Since I wrote my article about why I thought J.C. Penney (NYSE:JCP) could double and was at least good for a trade, not much has actually happened at the retailer, yet the stock and bond prices continue to languish on high volume. In short, there has been no bottoming despite $800mm in new liquidity. This lack of movement is particularly curious in the case of the bonds where the equity raise is unadulterated good news - a lot of new money beneath you. I still believe that no news to good news has occurred since the offering and that the stock and bonds are down for technical and sentiment reasons. A summary of recent events:
- $800mm of liquidity raised in a ham-handed way that burned investors, but bought time for at least a year if not longer to turn the business around.
- The Company reiterates its year-end liquidity position - indicating that things are not getting worse at least in the short term.

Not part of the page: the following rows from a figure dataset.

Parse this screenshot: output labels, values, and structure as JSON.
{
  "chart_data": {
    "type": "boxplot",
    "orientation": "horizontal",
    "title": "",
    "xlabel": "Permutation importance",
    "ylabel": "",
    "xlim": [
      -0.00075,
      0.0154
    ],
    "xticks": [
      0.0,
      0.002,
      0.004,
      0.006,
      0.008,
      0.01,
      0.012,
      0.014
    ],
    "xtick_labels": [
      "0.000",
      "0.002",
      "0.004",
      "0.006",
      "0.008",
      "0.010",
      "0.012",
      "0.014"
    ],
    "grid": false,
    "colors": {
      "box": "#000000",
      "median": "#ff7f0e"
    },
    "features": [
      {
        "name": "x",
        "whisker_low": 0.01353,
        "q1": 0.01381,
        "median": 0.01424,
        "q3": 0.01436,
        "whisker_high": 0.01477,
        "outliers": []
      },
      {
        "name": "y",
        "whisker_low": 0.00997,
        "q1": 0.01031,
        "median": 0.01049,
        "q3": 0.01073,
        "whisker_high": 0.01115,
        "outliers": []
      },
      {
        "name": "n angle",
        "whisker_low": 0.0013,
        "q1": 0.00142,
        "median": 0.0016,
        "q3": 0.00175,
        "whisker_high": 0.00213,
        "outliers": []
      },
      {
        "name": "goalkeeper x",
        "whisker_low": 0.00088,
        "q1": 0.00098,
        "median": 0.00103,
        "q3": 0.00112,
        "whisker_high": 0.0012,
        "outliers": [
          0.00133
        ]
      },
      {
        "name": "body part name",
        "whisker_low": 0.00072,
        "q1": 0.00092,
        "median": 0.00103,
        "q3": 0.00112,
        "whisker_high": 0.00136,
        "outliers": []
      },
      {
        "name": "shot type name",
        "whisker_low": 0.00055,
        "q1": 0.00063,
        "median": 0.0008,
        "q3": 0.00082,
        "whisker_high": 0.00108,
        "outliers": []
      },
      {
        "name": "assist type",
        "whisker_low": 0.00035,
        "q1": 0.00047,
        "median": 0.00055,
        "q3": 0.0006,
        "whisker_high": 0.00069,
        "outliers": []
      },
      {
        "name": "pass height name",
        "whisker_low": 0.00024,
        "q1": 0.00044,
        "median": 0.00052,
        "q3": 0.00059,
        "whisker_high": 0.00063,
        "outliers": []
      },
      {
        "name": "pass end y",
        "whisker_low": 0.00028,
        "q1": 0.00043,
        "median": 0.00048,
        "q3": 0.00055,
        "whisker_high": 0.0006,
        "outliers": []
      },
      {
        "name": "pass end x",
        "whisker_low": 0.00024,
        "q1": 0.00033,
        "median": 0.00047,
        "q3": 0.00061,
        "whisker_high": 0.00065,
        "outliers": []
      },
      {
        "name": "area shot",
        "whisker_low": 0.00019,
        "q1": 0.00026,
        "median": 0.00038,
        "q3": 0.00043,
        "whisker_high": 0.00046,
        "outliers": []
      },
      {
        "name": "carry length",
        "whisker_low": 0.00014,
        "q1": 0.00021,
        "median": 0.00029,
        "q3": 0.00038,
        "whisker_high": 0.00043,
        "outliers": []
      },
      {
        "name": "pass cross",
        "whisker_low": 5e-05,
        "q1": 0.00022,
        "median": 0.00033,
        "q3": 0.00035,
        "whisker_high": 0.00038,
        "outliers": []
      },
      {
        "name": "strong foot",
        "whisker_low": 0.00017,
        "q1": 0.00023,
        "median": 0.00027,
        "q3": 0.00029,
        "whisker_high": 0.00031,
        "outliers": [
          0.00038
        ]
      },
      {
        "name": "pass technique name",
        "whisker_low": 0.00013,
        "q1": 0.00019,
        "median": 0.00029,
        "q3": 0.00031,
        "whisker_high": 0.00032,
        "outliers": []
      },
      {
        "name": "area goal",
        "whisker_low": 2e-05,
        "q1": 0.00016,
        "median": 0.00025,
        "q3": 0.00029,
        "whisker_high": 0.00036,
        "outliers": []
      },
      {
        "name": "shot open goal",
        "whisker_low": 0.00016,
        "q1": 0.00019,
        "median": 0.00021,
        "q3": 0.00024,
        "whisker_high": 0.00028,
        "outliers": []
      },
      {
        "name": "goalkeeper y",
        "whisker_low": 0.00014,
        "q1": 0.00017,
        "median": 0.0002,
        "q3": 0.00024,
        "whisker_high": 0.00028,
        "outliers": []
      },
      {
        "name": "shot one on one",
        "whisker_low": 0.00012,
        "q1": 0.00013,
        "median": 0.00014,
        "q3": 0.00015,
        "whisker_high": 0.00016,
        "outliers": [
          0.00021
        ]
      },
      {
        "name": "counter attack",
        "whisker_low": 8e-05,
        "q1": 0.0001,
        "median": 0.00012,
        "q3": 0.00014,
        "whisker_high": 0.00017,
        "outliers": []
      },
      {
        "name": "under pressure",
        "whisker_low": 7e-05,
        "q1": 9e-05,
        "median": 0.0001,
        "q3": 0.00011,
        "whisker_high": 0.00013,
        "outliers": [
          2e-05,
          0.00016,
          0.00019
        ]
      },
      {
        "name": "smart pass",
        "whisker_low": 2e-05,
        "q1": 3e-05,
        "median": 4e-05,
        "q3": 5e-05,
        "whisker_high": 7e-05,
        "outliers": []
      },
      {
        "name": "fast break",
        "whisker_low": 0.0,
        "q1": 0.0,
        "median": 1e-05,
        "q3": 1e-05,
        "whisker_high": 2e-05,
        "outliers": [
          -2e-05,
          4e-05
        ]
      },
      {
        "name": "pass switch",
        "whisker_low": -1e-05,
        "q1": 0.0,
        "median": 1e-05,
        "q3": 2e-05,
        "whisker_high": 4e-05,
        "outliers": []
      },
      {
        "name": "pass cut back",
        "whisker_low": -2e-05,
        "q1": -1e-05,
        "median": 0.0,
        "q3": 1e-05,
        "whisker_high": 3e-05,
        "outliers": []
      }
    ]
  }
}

- The former CEO of Saks, Stephen Sadove, joins the board as Chairman. A real executive who made good money for his shareholders in Saks (selling it to Hudson Bay) and would be a logical CEO to replace Ullman, who is interim. It would be unusual for an executive of his standing to join the Company only to take it into Chapter 11 soon after.
Many investors bought into the offering with an expectation of a post-secondary pop, which has failed to happen to say the least. And we have seen public fillings of one high profile investor exiting. Today, Kyle Bass is out saying how he is disappointed with the dilution from the offering. What he also says is that all JCP needs to do is stabilize to see double digit comp store gains. I agree with everything he is quoted as saying. The offering was a mess and handled badly and has damaged management credibility, which explains part of the reason why the stock can't rise. With the long dated bond prices in the 60s and 70s, I believe that some of the bigger credit funds are probably buying bonds and shorting stock against them. After all, you are earning an hefty current yield and have the chance for 30 or more points of appreciation at maturity with a stock short to hedge the default risk. This credit arbitrage exacerbates selling from investors who were burned by the secondary and the already large short cohort.
To top it all off, the market has been heavy and retail in particular has been weak both in terms of results and stock prices. Assuming that Funds have these long credit/short stock trades on, they can also be unwound in a hurry. A stabilization and return to positive comps should produce a 15-20% move in most of the longer dated bonds which is fantastic for a bond. The stock should at least return to the offering price in the face of that kind of news for a low 20s return. The stock is up a bit today on the Sadove news in a very bad tape. As discussed, the stock is massively shorted, it is conceivable that the credit funds might be over hedged and that the stock could shoot way past the offering price. After all, the investors that bought the 80mm+ shares had to be expecting a positive rate of return. The bonds can only go to par and the stock can theoretically go to infinity. So just as the sentiment, shorting and selling from the offering is putting a lid on the stock. A mere stabilization of trends and slightly positive comp sales number could and should get the stock to break out as funds unwind part or all of the inter capitalization arbitrage.
Disclosure: I am long JCP. I wrote this article myself, and it expresses my own opinions. I am not receiving compensation for it (other than from Seeking Alpha). I have no business relationship with any company whose stock is mentioned in this article.
Additional disclosure: Though positions can and do change without warning or notice.